Dans les Amériques, les populations des espèces sont, en moyenne, inférieures de 31 % à ce qu’elles étaient au début de la colonisation européenne. À la lumière des conséquences croissantes des changements climatiques, on s’attend à ce que cette diminution atteigne au moins 40 % d’ici 2050. Le rapport note que des populations autochtones et locales ont réussi à ralentir, voire à renverser, le déclin dans certaines régions grâce à « diverses approches de polyculture et d’agroforesterie ». Il souligne cependant que les langues et connaissances locales autochtones, de même que les cultures qui y sont associées, sont également en péril.
Les conséquences économiques sont, à elles seules, sidérantes.
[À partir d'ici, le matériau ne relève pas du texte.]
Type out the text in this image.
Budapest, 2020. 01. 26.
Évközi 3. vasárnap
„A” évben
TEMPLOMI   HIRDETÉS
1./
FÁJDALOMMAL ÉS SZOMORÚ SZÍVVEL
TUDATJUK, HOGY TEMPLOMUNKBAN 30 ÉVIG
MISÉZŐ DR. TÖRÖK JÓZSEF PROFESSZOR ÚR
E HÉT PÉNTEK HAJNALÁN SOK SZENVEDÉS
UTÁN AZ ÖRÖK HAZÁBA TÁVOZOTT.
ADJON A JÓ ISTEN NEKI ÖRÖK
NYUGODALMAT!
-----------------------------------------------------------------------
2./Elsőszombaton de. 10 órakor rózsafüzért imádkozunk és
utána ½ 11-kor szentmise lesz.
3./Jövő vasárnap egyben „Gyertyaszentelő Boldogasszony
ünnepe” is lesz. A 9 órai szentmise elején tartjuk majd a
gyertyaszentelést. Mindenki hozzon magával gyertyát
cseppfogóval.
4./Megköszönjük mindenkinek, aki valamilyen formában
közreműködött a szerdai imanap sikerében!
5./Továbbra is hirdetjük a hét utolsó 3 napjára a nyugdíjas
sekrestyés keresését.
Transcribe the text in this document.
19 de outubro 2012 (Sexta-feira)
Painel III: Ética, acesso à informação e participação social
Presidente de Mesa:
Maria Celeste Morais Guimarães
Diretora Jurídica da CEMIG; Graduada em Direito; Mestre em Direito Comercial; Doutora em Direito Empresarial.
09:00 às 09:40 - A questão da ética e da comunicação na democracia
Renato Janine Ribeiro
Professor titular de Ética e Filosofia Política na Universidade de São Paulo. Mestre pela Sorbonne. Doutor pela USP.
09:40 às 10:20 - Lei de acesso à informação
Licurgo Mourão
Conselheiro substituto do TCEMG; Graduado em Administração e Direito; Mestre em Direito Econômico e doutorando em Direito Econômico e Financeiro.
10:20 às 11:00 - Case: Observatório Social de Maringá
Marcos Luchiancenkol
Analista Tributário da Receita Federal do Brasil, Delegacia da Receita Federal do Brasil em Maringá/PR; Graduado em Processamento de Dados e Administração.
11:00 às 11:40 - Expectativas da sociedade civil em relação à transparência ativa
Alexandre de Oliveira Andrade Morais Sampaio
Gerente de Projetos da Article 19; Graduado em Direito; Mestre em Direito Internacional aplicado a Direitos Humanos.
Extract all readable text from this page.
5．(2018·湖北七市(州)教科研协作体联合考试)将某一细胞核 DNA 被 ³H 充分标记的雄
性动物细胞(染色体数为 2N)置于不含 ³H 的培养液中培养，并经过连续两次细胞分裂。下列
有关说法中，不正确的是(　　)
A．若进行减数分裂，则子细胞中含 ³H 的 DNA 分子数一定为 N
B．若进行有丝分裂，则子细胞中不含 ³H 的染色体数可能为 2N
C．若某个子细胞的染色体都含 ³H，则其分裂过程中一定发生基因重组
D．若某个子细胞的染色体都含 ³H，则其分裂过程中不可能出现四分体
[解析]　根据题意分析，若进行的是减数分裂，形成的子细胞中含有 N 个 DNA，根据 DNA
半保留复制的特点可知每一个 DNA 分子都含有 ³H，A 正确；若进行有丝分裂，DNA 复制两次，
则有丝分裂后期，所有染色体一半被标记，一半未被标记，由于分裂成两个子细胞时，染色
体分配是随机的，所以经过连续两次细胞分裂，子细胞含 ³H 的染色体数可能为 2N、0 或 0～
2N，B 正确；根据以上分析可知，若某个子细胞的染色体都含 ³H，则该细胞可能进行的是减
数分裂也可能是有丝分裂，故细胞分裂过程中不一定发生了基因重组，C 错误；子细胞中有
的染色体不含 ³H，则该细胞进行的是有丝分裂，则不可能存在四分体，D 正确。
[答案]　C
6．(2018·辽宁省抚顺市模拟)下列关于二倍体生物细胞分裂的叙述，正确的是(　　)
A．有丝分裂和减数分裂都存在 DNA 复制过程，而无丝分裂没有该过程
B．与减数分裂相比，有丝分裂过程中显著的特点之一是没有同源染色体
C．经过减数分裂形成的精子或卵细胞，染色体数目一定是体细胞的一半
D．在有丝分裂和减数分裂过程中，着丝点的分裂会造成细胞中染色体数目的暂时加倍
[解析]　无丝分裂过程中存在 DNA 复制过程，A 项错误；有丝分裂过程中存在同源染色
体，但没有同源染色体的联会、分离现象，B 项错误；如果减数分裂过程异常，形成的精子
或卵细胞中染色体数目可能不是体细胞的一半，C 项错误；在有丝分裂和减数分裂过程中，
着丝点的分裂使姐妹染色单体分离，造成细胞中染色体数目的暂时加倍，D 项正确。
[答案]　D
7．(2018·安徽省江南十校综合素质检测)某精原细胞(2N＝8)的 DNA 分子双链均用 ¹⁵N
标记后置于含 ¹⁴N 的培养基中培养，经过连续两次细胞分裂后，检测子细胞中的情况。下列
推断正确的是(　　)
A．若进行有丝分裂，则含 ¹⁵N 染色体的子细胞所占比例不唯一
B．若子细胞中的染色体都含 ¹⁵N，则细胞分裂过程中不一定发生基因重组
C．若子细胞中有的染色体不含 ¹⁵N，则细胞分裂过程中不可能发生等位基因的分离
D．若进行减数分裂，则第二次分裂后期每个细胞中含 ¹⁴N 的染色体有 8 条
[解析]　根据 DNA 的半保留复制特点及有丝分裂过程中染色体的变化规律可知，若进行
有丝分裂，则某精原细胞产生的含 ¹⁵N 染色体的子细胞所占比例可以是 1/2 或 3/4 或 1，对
Les chercheurs estiment que la valeur des services que procurent les systèmes naturels terrestres à la population des Amériques s’élève à environ 24,3 billions par année, soit l’équivalent au produit intérieur brut de la région. Pour le Canada uniquement, la valeur de ces services atteint environ 3,6 billions $. À titre d’exemple des coûts inhérents aux problèmes, le rapport révèle que « la gestion des impacts de la moule zébrée, une espèce exotique envahissante, sur les infrastructures d’électricité, d’approvisionnement en eau et de transport dans les Grands Lacs » se chiffre annuellement à plus de 500 millions $.
Bien que de nombreuses solutions reposent sur les politiques gouvernementales, chacun de nous peut aussi faire sa part. Watson a affirmé au National Geographic qu’il est essentiel de manger moins de viande, de gaspiller moins de nourriture, d’utiliser l’eau de manière plus efficace, de réduire l’utilisation de produits chimiques toxiques et de tourner le dos aux énergies fossiles. Selon lui, les connaissances autochtones et locales sont précieuses pour apprendre à vivre mieux avec la nature. Il soutient également l’importance de la collaboration transfrontalière, car la nature ne reconnaît pas les frontières humaines.
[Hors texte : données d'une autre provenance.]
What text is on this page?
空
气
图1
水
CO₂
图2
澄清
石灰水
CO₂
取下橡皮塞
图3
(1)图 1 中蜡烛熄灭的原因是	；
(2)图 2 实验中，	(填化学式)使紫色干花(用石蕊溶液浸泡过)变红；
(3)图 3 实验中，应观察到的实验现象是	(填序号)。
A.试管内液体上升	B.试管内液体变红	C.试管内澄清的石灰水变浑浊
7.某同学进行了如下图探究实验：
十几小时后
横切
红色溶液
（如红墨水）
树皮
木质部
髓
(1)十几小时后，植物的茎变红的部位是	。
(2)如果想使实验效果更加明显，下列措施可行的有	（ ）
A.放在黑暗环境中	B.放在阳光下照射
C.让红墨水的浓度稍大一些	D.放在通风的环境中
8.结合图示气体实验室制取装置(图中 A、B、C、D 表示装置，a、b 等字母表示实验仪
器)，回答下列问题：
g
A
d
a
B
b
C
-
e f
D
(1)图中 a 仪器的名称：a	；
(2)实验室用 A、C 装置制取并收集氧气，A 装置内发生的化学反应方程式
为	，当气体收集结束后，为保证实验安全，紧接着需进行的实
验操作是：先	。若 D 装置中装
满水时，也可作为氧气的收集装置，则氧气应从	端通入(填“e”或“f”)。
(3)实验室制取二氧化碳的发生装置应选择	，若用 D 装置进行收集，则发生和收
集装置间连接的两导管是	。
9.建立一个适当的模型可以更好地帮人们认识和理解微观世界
Emma Archer, coprésidente de l’évaluation sur l’Afrique, a déclaré que l’engagement citoyen était lui aussi nécessaire : « En tant que citoyens, nous avons le devoir de voter et de faire pression en faveur de politiciens et de politiques qui soutiennent ces choix. »
Pour reprendre un article du Desmog Blog : « De nombreuses solutions pour contrer la perte des espèces seraient parallèlement bénéfiques pour le climat : protection et restauration des écosystèmes (absorption du carbone), recours à des sources d’énergie propres (réduction des émissions de gaz à effet de serre) et pratiques agricoles plus écologiques et diversifiées (réduction des émissions et absorption du carbone. »
Comme dans le cas des changements climatiques, tout indique que nous sommes confrontés à une crise de la biodiversité. Nous en connaissons les causes et nous disposons de multiples solutions. Il est temps d’agir.